Phone: +254-722216391 (Kenya)
Dr. Eric Osoro is a Medical Epidemiologist and Deputy Country Director of the WSU Global Health Program - Kenya. Dr. Osoro obtained his Bachelor’s degree in Medicine and Surgery from Moi University, Kenya in 2004. Following graduation he joined the public health service practicing in district hospitals in different parts of the country. He joined the Field Epidemiology and Laboratory Training Program (FELTP) where he obtained his Master’s Degree in Applied Epidemiology in 2010. Dr. Osoro has also undertaken a fellowship on Emerging Pandemic Threats and One Health with the African Field Epidemiology Network (AFENET). In 2010, he was appointed a regional epidemiologist in Western Province of Kenya where his responsibilities included coordinating communicable diseases prevention and control activities. In 2012, Dr. Osoro joined the Zoonotic Disease Unit which is the coordinating one health office in the Government of Kenya. He was involved in novel initiatives bringing together animal and human health professions to address zoonotic diseases. These included development of guidelines for control of zoonoses including rabies and rift valley fever, participating in collaborative field research projects on brucellosis and influenza and conducting surveillance and outbreak investigations. In 2016, he joined WHO as part of the team which was responding to the Ebola outbreak in Sierra Leone before his current assignment.
General Research / Expertise:
Dr.
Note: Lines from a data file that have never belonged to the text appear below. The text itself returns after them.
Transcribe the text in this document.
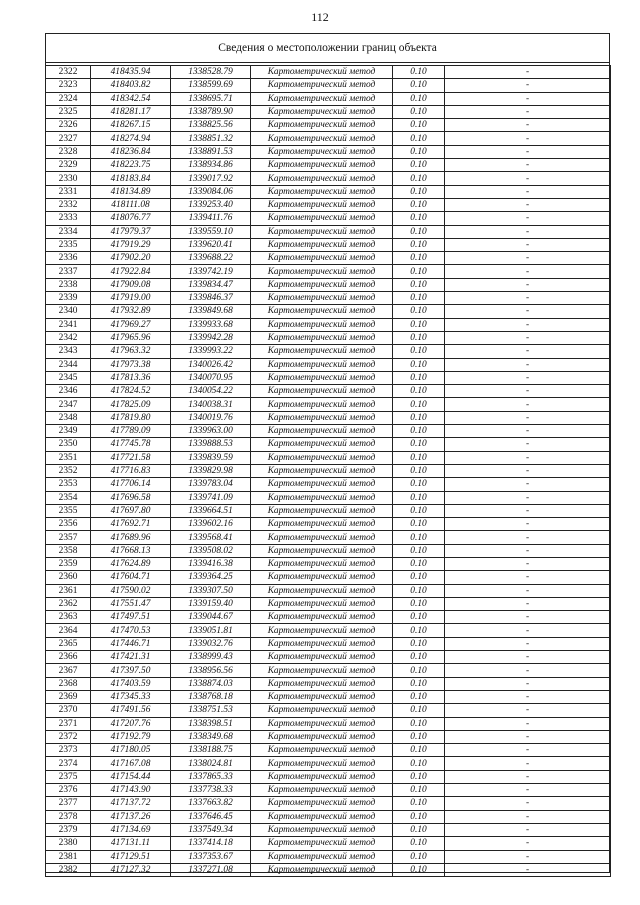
112
Сведения о местоположении границ объекта
2322	418435.94	1338528.79	Картометрический метод	0.10	-
2323	418403.82	1338599.69	Картометрический метод	0.10	-
2324	418342.54	1338695.71	Картометрический метод	0.10	-
2325	418281.17	1338789.90	Картометрический метод	0.10	-
2326	418267.15	1338825.56	Картометрический метод	0.10	-
2327	418274.94	1338851.32	Картометрический метод	0.10	-
2328	418236.84	1338891.53	Картометрический метод	0.10	-
2329	418223.75	1338934.86	Картометрический метод	0.10	-
2330	418183.84	1339017.92	Картометрический метод	0.10	-
2331	418134.89	1339084.06	Картометрический метод	0.10	-
2332	418111.08	1339253.40	Картометрический метод	0.10	-
2333	418076.77	1339411.76	Картометрический метод	0.10	-
2334	417979.37	1339559.10	Картометрический метод	0.10	-
2335	417919.29	1339620.41	Картометрический метод	0.10	-
2336	417902.20	1339688.22	Картометрический метод	0.10	-
2337	417922.84	1339742.19	Картометрический метод	0.10	-
2338	417909.08	1339834.47	Картометрический метод	0.10	-
2339	417919.00	1339846.37	Картометрический метод	0.10	-
2340	417932.89	1339849.68	Картометрический метод	0.10	-
2341	417969.27	1339933.68	Картометрический метод	0.10	-
2342	417965.96	1339942.28	Картометрический метод	0.10	-
2343	417963.32	1339993.22	Картометрический метод	0.10	-
2344	417973.38	1340026.42	Картометрический метод	0.10	-
2345	417813.36	1340070.95	Картометрический метод	0.10	-
2346	417824.52	1340054.22	Картометрический метод	0.10	-
2347	417825.09	1340038.31	Картометрический метод	0.10	-
2348	417819.80	1340019.76	Картометрический метод	0.10	-
2349	417789.09	1339963.00	Картометрический метод	0.10	-
2350	417745.78	1339888.53	Картометрический метод	0.10	-
2351	417721.58	1339839.59	Картометрический метод	0.10	-
2352	417716.83	1339829.98	Картометрический метод	0.10	-
2353	417706.14	1339783.04	Картометрический метод	0.10	-
2354	417696.58	1339741.09	Картометрический метод	0.10	-
2355	417697.80	1339664.51	Картометрический метод	0.10	-
2356	417692.71	1339602.16	Картометрический метод	0.10	-
2357	417689.96	1339568.41	Картометрический метод	0.10	-
2358	417668.13	1339508.02	Картометрический метод	0.10	-
2359	417624.89	1339416.38	Картометрический метод	0.10	-
2360	417604.71	1339364.25	Картометрический метод	0.10	-
2361	417590.02	1339307.50	Картометрический метод	0.10	-
2362	417551.47	1339159.40	Картометрический метод	0.10	-
2363	417497.51	1339044.67	Картометрический метод	0.10	-
2364	417470.53	1339051.81	Картометрический метод	0.10	-
2365	417446.71	1339032.76	Картометрический метод	0.10	-
2366	417421.31	1338999.43	Картометрический метод	0.10	-
2367	417397.50	1338956.56	Картометрический метод	0.10	-
2368	417403.59	1338874.03	Картометрический метод	0.10	-
2369	417345.33	1338768.18	Картометрический метод	0.10	-
2370	417491.56	1338751.53	Картометрический метод	0.10	-
2371	417207.76	1338398.51	Картометрический метод	0.10	-
2372	417192.79	1338349.68	Картометрический метод	0.10	-
2373	417180.05	1338188.75	Картометрический метод	0.10	-
2374	417167.08	1338024.81	Картометрический метод	0.10	-
2375	417154.44	1337865.33	Картометрический метод	0.10	-
2376	417143.90	1337738.33	Картометрический метод	0.10	-
2377	417137.72	1337663.82	Картометрический метод	0.10	-
2378	417137.26	1337646.45	Картометрический метод	0.10	-
2379	417134.69	1337549.34	Картометрический метод	0.10	-
2380	417131.11	1337414.18	Картометрический метод	0.10	-
2381	417129.51	1337353.67	Картометрический метод	0.10	-
2382	417127.32	1337271.08	Картометрический метод	0.10	-
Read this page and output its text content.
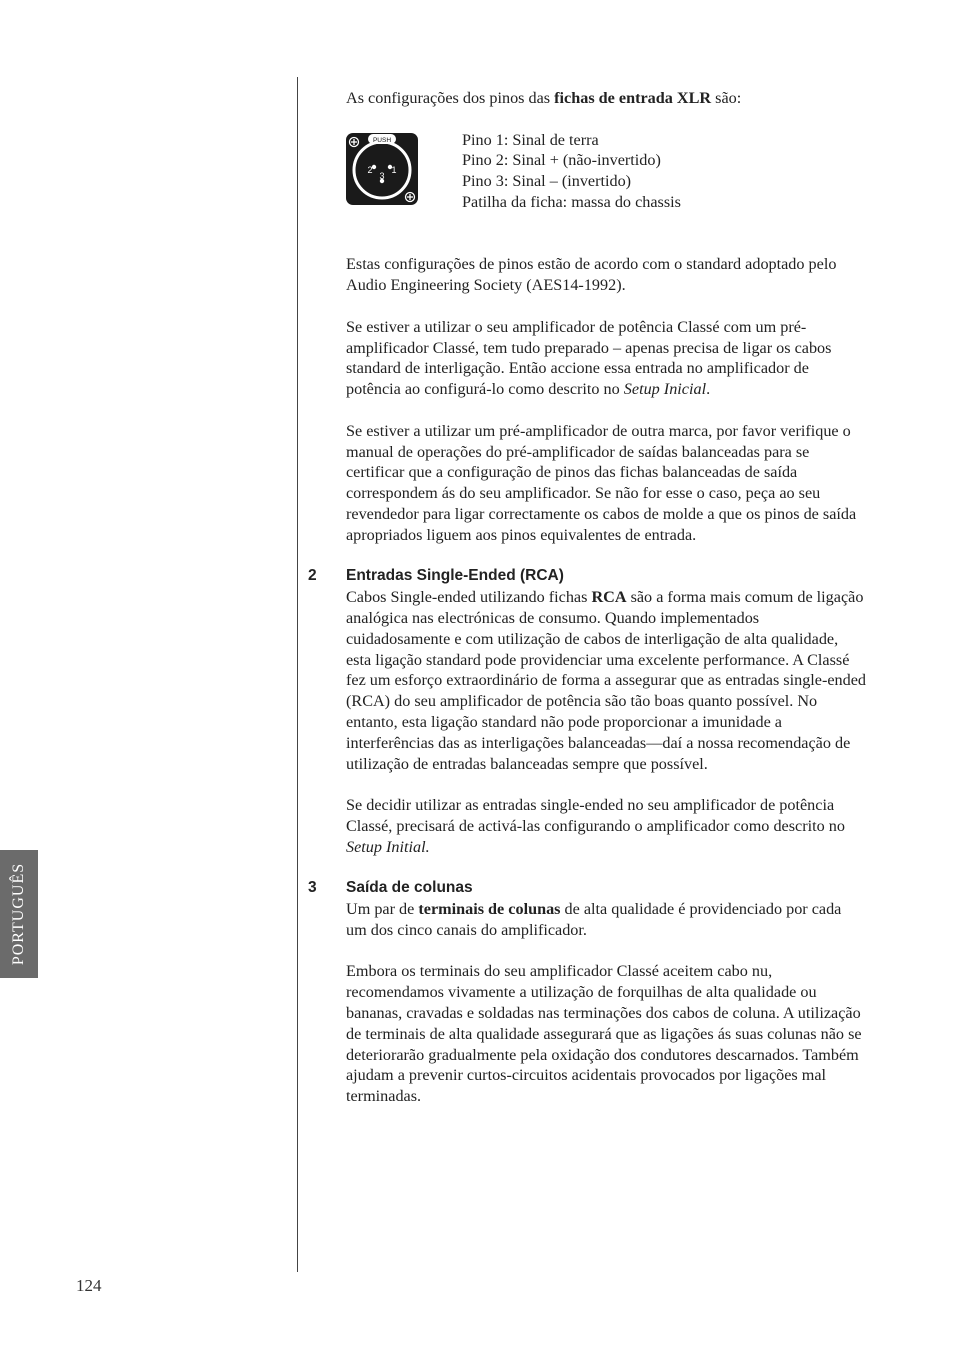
As configurações dos pinos das fichas de entrada XLR são:

PUSH
2 1
3
Pino 1: Sinal de terra
Pino 2: Sinal + (não-invertido)
Pino 3: Sinal – (invertido)
Patilha da ficha: massa do chassis

Estas configurações de pinos estão de acordo com o standard adoptado pelo Audio Engineering Society (AES14-1992).

Se estiver a utilizar o seu amplificador de potência Classé com um pré-amplificador Classé, tem tudo preparado – apenas precisa de ligar os cabos standard de interligação. Então accione essa entrada no amplificador de potência ao configurá-lo como descrito no Setup Inicial.

Se estiver a utilizar um pré-amplificador de outra marca, por favor verifique o manual de operações do pré-amplificador de saídas balanceadas para se certificar que a configuração de pinos das fichas balanceadas de saída correspondem ás do seu amplificador. Se não for esse o caso, peça ao seu revendedor para ligar correctamente os cabos de molde a que os pinos de saída apropriados liguem aos pinos equivalentes de entrada.

2 Entradas Single-Ended (RCA)

Cabos Single-ended utilizando fichas RCA são a forma mais comum de ligação analógica nas electrónicas de consumo. Quando implementados cuidadosamente e com utilização de cabos de interligação de alta qualidade, esta ligação standard pode providenciar uma excelente performance. A Classé fez um esforço extraordinário de forma a assegurar que as entradas single-ended (RCA) do seu amplificador de potência são tão boas quanto possível. No entanto, esta ligação standard não pode proporcionar a imunidade a interferências das as interligações balanceadas—daí a nossa recomendação de utilização de entradas balanceadas sempre que possível.

Se decidir utilizar as entradas single-ended no seu amplificador de potência Classé, precisará de activá-las configurando o amplificador como descrito no Setup Initial.

3 Saída de colunas

Um par de terminais de colunas de alta qualidade é providenciado por cada um dos cinco canais do amplificador.

Embora os terminais do seu amplificador Classé aceitem cabo nu, recomendamos vivamente a utilização de forquilhas de alta qualidade ou bananas, cravadas e soldadas nas terminações dos cabos de coluna. A utilização de terminais de alta qualidade assegurará que as ligações ás suas colunas não se deteriorarão gradualmente pela oxidação dos condutores descarnados. Também ajudam a prevenir curtos-circuitos acidentais provocados por ligações mal terminadas.

PORTUGUÊS
124
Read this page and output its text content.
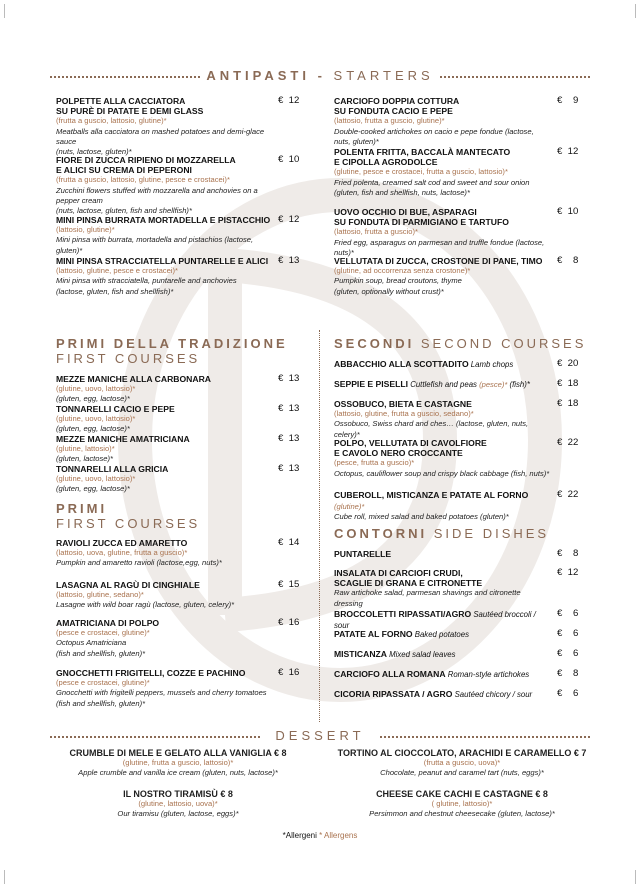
ANTIPASTI - STARTERS
POLPETTE ALLA CACCIATORA
SU PURÈ DI PATATE E DEMI GLASS
(frutta a guscio, lattosio, glutine)*
Meatballs alla cacciatora on mashed potatoes and demi-glace sauce
(nuts, lactose, gluten)*
€  12
FIORE DI ZUCCA RIPIENO DI MOZZARELLA
E ALICI SU CREMA DI PEPERONI
(frutta a guscio, lattosio, glutine, pesce e crostacei)*
Zucchini flowers stuffed with mozzarella and anchovies on a pepper cream
(nuts, lactose, gluten, fish and shellfish)*
€  10
MINI PINSA BURRATA MORTADELLA E PISTACCHIO
(lattosio, glutine)*
Mini pinsa with burrata, mortadella and pistachios (lactose, gluten)*
€  12
MINI PINSA STRACCIATELLA PUNTARELLE E ALICI
(lattosio, glutine, pesce e crostacei)*
Mini pinsa with stracciatella, puntarelle and anchovies
(lactose, gluten, fish and shellfish)*
€  13
CARCIOFO DOPPIA COTTURA
SU FONDUTA CACIO E PEPE
(lattosio, frutta a guscio, glutine)*
Double-cooked artichokes on cacio e pepe fondue (lactose, nuts, gluten)*
€    9
POLENTA FRITTA, BACCALÀ MANTECATO
E CIPOLLA AGRODOLCE
(glutine, pesce e crostacei, frutta a guscio, lattosio)*
Fried polenta, creamed salt cod and sweet and sour onion
(gluten, fish and shellfish, nuts, lactose)*
€  12
UOVO OCCHIO DI BUE, ASPARAGI
SU FONDUTA DI PARMIGIANO E TARTUFO
(lattosio, frutta a guscio)*
Fried egg, asparagus on parmesan and truffle fondue (lactose, nuts)*
€  10
VELLUTATA DI ZUCCA, CROSTONE DI PANE, TIMO
(glutine, ad occorrenza senza crostone)*
Pumpkin soup, bread croutons, thyme
(gluten, optionally without crust)*
€    8
PRIMI DELLA TRADIZIONE
FIRST COURSES
MEZZE MANICHE ALLA CARBONARA
(glutine, uovo, lattosio)*
(gluten, egg, lactose)*
€  13
TONNARELLI CACIO E PEPE
(glutine, uovo, lattosio)*
(gluten, egg, lactose)*
€  13
MEZZE MANICHE AMATRICIANA
(glutine, lattosio)*
(gluten, lactose)*
€  13
TONNARELLI ALLA GRICIA
(glutine, uovo, lattosio)*
(gluten, egg, lactose)*
€  13
PRIMI
FIRST COURSES
RAVIOLI ZUCCA ED AMARETTO
(lattosio, uova, glutine, frutta a guscio)*
Pumpkin and amaretto ravioli (lactose,egg, nuts)*
€  14
LASAGNA AL RAGÙ DI CINGHIALE
(lattosio, glutine, sedano)*
Lasagne with wild boar ragù (lactose, gluten, celery)*
€  15
AMATRICIANA DI POLPO
(pesce e crostacei, glutine)*
Octopus Amatriciana
(fish and shellfish, gluten)*
€  16
GNOCCHETTI FRIGITELLI, COZZE E PACHINO
(pesce e crostacei, glutine)*
Gnocchetti with frigitelli peppers, mussels and cherry tomatoes
(fish and shellfish, gluten)*
€  16
SECONDI SECOND COURSES
ABBACCHIO ALLA SCOTTADITO Lamb chops	€  20
SEPPIE E PISELLI Cuttlefish and peas (pesce)* (fish)*	€  18
OSSOBUCO, BIETA E CASTAGNE
(lattosio, glutine, frutta a guscio, sedano)*
Ossobuco, Swiss chard and ches… (lactose, gluten, nuts, celery)*
€  18
POLPO, VELLUTATA DI CAVOLFIORE
E CAVOLO NERO CROCCANTE
(pesce, frutta a guscio)*
Octopus, cauliflower soup and crispy black cabbage (fish, nuts)*
€  22
CUBEROLL, MISTICANZA E PATATE AL FORNO (glutine)*
Cube roll, mixed salad and baked potatoes (gluten)*
€  22
CONTORNI SIDE DISHES
PUNTARELLE	€    8
INSALATA DI CARCIOFI CRUDI,
SCAGLIE DI GRANA E CITRONETTE
Raw artichoke salad, parmesan shavings and citronette dressing
€  12
BROCCOLETTI RIPASSATI/AGRO Sautéed broccoli / sour
€    6
PATATE AL FORNO Baked potatoes	€    6
MISTICANZA Mixed salad leaves	€    6
CARCIOFO ALLA ROMANA Roman-style artichokes	€    8
CICORIA RIPASSATA / AGRO Sautéed chicory / sour	€    6
DESSERT
CRUMBLE DI MELE E GELATO ALLA VANIGLIA € 8
(glutine, frutta a guscio, lattosio)*
Apple crumble and vanilla ice cream (gluten, nuts, lactose)*
TORTINO AL CIOCCOLATO, ARACHIDI E CARAMELLO € 7
(frutta a guscio, uova)*
Chocolate, peanut and caramel tart (nuts, eggs)*
IL NOSTRO TIRAMISÙ € 8
(glutine, lattosio, uova)*
Our tiramisu (gluten, lactose, eggs)*
CHEESE CAKE CACHI E CASTAGNE € 8
( glutine, lattosio)*
Persimmon and chestnut cheesecake (gluten, lactose)*
*Allergeni * Allergens
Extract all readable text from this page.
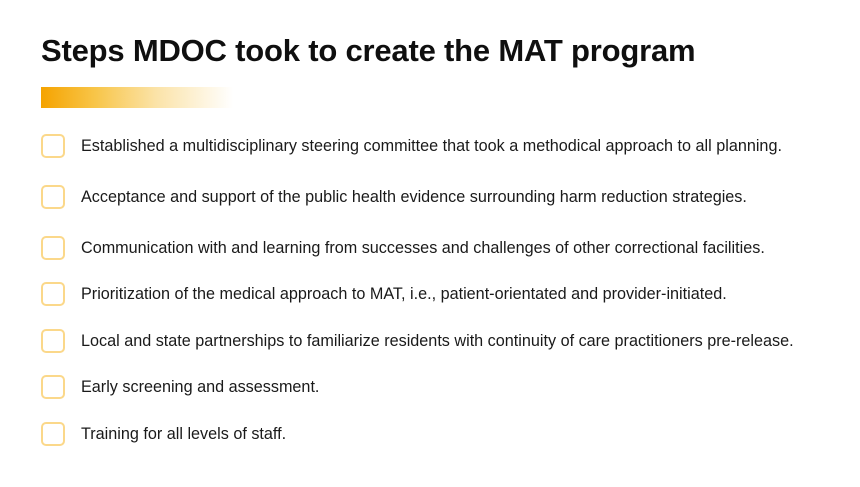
Steps MDOC took to create the MAT program
Established a multidisciplinary steering committee that took a methodical approach to all planning.
Acceptance and support of the public health evidence surrounding harm reduction strategies.
Communication with and learning from successes and challenges of other correctional facilities.
Prioritization of the medical approach to MAT, i.e., patient-orientated and provider-initiated.
Local and state partnerships to familiarize residents with continuity of care practitioners pre-release.
Early screening and assessment.
Training for all levels of staff.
Osoro is an investigator in a number of research projects at the WSU Global Health Program - Kenya. He conducts field research at community and hospital level. His area of study is on emerging and zoonotic diseases such as Zika virus infection outcomes and burden of zoonotic diseases in Kenya. His research seeks to establish areas where the diseases occur frequently and reasons for such occurrence. This information is crucial to inform evidence-based interventions to reduce the burden of zoonotic diseases.
Research Contributions: general
Dr. Osoro’s main research contribution is the understanding the burden of zoonotic diseases such as brucellosis and rabies in Kenya. This includes investigating how the interlinkage between humans and animals affect the occurrence of these diseases. Our research on brucellosis documented the burden in different parts of the country contributing to formulation of targeted health interventions. He has also been involved in linking research and policy by collating research findings to develop of disease control guidelines.